Counsel for the appellant submitted that the tribunal had failed to properly define the scope of the open justice principle, and that its evaluation of the balance between open justice and the countervailing factors in this case was clearly wrong. The respondent relied on the ET’s reasoning and further submitted that the documents sought lawfully engaged the Article 8 ECHR rights of the individuals identified in them.

Fundamentally flawed

In his decision, Judge Taylor observed: “There is an important distinction between the public interest in the open justice principle and any specific public interest in the subject matter of the case being determined; they are different things. It is in the public interest that proceedings be conducted in public whether or not the subject matter of the proceedings raises any matter of public interest. The public need to be able to see that justice is being properly administered even in the most mundane of cases.”

He continued: “Just as in the case of members of the public there are ‘purely practical reasons’ why the press cannot attend every hearing, or attend every day of a lengthy hearing. The press have an important role in reporting the judgments of courts and tribunals. It is in the public interest that they have the necessary information to be able to do so fairly and accurately.”

Addressing the ET’s treatment of the open justice principle, he said: “I consider that the employment tribunal’s conclusion that the open justice principle was not strongly engaged was fundamentally flawed because the employment tribunal focused only on the reasons GNM gave for contending that the subject matter of proceedings raised matters of public importance and did not consider the other reasons that GNM relied upon, which it described as journalistic reasons, to explain why they wished to obtain the documentation.”

He went on to say: “Far from this being a case in which the principal of open justice was not strongly engaged, the converse was the case. GNM set out proper journalistic reasons for seeking provision of the documentation. The public interest in the underlying subject matter of the proceedings was something that should also have weighed in favour of granting the application.”

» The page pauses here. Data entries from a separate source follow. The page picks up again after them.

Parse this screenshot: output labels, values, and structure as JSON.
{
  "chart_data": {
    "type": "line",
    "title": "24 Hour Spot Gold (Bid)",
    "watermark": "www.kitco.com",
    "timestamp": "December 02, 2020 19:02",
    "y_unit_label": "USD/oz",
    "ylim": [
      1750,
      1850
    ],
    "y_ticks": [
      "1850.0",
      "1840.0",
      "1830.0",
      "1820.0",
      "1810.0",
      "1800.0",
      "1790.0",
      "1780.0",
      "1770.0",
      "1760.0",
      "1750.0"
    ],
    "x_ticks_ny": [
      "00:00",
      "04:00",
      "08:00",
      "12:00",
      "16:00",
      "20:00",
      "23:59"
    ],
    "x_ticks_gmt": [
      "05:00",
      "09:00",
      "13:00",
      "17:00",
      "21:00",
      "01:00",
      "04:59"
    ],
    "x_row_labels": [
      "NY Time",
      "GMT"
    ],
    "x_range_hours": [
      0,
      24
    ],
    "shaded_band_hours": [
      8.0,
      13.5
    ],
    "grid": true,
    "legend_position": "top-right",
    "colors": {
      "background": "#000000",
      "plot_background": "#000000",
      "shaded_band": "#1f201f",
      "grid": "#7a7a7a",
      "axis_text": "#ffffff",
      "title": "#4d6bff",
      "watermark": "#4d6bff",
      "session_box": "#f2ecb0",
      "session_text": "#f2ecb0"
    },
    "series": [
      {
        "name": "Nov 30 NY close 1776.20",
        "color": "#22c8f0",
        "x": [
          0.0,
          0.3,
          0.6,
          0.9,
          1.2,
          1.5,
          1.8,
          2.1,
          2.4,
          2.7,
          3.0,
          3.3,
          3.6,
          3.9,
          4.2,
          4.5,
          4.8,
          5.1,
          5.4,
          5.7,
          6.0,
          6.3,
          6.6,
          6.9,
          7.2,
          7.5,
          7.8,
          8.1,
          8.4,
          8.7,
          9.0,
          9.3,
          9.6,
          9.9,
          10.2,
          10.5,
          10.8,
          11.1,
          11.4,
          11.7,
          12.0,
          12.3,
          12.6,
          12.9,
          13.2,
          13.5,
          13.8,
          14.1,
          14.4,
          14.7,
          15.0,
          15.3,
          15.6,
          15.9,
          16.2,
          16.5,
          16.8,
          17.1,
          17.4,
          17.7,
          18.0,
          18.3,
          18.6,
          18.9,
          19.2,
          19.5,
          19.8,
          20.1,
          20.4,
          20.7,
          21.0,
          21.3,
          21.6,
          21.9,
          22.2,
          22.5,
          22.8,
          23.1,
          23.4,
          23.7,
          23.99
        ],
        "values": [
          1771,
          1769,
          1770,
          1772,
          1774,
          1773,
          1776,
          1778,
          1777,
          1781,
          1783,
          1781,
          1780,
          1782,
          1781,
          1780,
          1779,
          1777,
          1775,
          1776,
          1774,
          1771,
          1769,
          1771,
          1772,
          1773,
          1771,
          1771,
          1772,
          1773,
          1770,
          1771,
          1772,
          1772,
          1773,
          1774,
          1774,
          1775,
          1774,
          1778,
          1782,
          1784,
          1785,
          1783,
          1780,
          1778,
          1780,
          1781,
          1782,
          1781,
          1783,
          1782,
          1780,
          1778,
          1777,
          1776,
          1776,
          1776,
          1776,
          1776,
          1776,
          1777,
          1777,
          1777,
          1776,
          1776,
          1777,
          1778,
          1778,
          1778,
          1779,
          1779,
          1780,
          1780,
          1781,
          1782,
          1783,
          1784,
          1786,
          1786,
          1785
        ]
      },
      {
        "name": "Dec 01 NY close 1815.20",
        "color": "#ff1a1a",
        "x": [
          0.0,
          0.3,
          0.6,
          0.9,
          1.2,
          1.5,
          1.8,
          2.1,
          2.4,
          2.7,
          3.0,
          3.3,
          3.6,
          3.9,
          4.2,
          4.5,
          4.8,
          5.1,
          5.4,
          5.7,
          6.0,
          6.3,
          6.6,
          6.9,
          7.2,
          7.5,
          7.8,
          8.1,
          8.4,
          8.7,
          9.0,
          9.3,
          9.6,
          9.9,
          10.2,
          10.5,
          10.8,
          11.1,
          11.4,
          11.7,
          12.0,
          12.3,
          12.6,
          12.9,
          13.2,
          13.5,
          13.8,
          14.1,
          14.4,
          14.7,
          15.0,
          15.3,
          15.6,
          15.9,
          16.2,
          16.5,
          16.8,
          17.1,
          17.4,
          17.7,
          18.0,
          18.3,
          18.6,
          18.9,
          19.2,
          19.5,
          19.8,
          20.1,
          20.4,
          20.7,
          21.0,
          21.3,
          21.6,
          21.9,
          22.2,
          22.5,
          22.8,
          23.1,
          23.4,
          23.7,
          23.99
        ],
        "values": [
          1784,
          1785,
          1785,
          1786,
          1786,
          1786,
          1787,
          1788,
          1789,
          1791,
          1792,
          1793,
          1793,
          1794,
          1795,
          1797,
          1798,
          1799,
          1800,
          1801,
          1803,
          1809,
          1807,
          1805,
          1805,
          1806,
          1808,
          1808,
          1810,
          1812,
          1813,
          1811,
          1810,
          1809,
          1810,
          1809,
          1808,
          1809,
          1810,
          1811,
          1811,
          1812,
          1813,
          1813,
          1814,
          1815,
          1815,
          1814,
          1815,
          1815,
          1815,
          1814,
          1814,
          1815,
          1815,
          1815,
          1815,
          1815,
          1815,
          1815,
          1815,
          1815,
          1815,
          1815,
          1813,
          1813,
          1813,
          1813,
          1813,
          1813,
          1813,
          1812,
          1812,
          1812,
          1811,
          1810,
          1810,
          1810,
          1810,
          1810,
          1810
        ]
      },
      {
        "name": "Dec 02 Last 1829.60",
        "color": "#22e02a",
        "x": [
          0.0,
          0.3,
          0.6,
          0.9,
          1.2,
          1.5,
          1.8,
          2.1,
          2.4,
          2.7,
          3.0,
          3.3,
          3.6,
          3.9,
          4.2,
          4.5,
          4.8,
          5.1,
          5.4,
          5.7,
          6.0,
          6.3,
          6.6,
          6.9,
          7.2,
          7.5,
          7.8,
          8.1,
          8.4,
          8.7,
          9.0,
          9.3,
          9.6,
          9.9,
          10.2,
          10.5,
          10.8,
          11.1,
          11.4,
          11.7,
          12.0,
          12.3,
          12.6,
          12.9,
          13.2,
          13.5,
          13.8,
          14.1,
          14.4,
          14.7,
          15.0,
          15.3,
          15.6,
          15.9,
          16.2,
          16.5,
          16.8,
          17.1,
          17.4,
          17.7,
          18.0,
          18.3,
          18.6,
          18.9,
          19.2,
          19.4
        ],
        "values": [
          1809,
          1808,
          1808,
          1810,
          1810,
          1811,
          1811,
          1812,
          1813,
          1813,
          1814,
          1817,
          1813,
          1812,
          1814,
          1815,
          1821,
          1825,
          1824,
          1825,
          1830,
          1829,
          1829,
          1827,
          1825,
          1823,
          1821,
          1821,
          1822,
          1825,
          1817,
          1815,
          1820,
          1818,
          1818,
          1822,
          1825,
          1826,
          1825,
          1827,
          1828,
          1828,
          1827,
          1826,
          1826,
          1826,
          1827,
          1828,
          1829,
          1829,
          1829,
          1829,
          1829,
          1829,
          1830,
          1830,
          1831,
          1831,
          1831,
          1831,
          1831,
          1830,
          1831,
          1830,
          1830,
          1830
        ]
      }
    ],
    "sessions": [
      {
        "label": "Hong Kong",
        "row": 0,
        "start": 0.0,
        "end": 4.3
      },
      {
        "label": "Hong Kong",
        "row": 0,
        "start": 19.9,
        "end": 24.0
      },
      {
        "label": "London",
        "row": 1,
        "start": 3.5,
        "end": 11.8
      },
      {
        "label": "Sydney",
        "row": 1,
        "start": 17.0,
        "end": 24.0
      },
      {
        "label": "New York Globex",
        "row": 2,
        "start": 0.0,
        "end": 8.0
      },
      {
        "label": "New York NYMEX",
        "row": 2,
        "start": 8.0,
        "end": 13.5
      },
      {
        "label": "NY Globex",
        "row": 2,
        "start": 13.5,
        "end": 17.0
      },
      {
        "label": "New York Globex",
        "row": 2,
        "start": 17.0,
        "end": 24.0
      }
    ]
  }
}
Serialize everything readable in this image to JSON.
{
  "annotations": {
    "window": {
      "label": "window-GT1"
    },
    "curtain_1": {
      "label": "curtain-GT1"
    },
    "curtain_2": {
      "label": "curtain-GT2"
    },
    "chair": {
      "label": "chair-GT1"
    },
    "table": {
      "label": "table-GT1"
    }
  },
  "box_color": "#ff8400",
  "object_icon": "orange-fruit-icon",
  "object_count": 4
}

Judge Taylor concluded: “If necessary I would say [the decision was] plainly wrong, and go so far as to find it was perverse in the sense of it being a decision that no reasonable tribunal could have reached in the circumstances of this case on a proper direction of law. This is an unusual case in which any Article 8 or confidentiality issues had been dealt with by redaction and by the Rule 50 Order. GNM, have chosen not to appeal the Rule 50 order or to seek unredacted documents and have wisely limited their application for redacted documents to those referred to in the judgment.”

The appeal was therefore allowed, and the respondent was ordered to provide the requested documents.